# Limited Edition Colnago C59 Scuderia



## defmut (May 4, 2011)

Colnago, offered up its ultimate edition for the 2011 season in the form of the Limited Edition C59 Scuderia. Specially designed to accomodate the Shimano Di2. Only 59 of theses bikes were produced worldwide. Picture isn't me but Sammy, owner of my LBS.


----------



## lenny_ (Jun 15, 2011)

Wow. Gorgeous. How much, out of curiosity?


----------



## one80 (Feb 22, 2006)

Shame about the Shimano though ;P


----------



## sega355 (Jul 27, 2011)

how much is the scuderia?


----------



## trikobe (Feb 10, 2010)

Since the owner has the ltd edition, does he know how colnago internalized the front wire through the stem and steerer tube and down into the down tube? Are there slits or holes in the steerer tube for the the wire to go through? I'm assuming he had to do a little assembly of the bike and perhaps know how it was done.


----------



## AnthonyL88 (Oct 9, 2007)

I think the bike is around $16K


----------



## Karbon Kev (Sep 7, 2009)

how old is this news? Jeez almost a year old now ....


----------



## colnajoe (Oct 24, 2008)

Thats Sammy......I have seen that bike! So beautiful! He just got the C-59 flat black Shadow model in a few days ago....I held that frame and started drooling.
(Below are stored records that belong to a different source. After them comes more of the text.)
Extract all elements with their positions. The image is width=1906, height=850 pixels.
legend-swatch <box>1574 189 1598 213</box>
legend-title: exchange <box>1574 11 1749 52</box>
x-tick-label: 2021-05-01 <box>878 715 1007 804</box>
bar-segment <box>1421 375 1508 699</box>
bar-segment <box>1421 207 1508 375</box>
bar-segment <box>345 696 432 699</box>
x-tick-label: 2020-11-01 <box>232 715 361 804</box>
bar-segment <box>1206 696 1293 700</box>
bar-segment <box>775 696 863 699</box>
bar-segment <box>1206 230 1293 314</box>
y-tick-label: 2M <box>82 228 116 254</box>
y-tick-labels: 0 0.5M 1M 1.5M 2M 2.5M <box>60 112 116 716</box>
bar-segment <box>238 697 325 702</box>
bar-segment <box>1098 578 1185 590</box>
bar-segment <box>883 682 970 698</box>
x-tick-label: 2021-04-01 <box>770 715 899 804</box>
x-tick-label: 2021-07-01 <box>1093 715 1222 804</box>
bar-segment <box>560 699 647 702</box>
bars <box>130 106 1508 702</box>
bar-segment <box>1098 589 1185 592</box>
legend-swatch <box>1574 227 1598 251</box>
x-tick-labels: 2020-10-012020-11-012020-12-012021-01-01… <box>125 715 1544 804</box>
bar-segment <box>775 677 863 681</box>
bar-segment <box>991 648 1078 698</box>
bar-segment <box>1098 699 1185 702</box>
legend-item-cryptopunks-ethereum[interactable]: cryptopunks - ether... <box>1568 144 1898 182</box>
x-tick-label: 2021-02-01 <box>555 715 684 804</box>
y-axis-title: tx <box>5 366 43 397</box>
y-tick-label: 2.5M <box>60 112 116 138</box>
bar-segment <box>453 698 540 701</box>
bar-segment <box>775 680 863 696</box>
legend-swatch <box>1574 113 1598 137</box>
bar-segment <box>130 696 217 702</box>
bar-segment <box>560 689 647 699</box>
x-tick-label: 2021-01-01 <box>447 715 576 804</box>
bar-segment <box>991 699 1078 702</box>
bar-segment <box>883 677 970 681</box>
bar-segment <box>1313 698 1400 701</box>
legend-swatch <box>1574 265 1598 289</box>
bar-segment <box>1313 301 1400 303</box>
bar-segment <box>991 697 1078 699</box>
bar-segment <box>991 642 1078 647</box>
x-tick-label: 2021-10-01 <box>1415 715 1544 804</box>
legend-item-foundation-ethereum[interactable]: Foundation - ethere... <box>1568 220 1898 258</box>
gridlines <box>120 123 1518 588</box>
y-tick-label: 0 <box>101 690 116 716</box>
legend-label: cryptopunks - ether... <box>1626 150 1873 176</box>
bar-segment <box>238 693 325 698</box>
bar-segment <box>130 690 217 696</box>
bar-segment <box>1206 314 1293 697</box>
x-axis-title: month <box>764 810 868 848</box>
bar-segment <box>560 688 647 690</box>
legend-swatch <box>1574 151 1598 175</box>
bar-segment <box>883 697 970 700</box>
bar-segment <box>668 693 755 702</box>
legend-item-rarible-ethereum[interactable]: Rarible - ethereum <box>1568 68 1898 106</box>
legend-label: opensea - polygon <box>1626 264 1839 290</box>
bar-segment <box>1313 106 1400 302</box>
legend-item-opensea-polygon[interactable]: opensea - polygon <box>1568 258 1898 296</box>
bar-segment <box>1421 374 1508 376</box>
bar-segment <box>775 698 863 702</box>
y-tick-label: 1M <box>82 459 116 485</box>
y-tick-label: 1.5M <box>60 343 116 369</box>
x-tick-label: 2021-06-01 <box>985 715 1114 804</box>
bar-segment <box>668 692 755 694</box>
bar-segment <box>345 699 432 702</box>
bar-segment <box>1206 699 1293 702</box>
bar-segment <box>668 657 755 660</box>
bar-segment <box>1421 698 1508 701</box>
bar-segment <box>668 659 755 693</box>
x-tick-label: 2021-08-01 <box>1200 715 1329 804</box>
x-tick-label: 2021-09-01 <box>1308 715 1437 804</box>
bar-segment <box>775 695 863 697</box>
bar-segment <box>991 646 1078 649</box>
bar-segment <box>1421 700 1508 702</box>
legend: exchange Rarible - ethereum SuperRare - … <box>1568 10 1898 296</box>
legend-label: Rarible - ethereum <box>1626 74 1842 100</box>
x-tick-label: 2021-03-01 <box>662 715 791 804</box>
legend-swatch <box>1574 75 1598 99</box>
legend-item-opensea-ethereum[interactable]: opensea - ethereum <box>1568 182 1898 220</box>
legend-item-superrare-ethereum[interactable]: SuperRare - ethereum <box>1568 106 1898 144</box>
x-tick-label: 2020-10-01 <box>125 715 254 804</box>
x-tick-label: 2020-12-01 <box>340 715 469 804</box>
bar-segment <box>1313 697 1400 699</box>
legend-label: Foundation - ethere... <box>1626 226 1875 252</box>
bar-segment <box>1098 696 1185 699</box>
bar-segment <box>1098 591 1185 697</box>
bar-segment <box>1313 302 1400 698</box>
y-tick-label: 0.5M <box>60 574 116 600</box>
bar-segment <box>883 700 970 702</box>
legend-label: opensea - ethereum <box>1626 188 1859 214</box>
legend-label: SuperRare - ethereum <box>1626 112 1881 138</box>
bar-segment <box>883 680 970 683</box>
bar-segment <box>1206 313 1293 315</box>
Very nice but I think I'll keep my C-50


----------



## colnajoe (Oct 24, 2008)

He told me that it's pushing 18G complete build


----------



## joshf (Aug 5, 2011)

Does anyone know if you can buy the frame only? I prefer it over the GDWH. I am about to buy one of these as I have always wanted a Colnago and I am just deciding on color. I like the Nero scheme, White, or Black and Yellow.


----------



## colnago1975 (Aug 12, 2011)

WOW, what a beautiful Colnago. You are one lucky chap!! Congratulations and enjoy.


----------



## enzo269 (May 25, 2009)

Very nice! No way I would have built that up with Dura Ace either.. Record 11 or go home!


----------



## dcgriz (Feb 13, 2011)

Very nice! The all-white scheme is not exactly my cup of tea for an Italian machine like this but to each his own. Sloped tube?


----------



## andyoo (Sep 4, 2011)

uncomfortable carbon saddle , bartape that looks that cheap ducktape. Blinking red dot on the cap head that could be more high tech for a 12K bike. And Dura Aces just don't look good on C59...
or else I could have put my Dura Ace on my C59...


----------



## dharrison (Oct 27, 2009)

Sammy's is a great shop, saw that bike hanging in the rafters last time I was there.


----------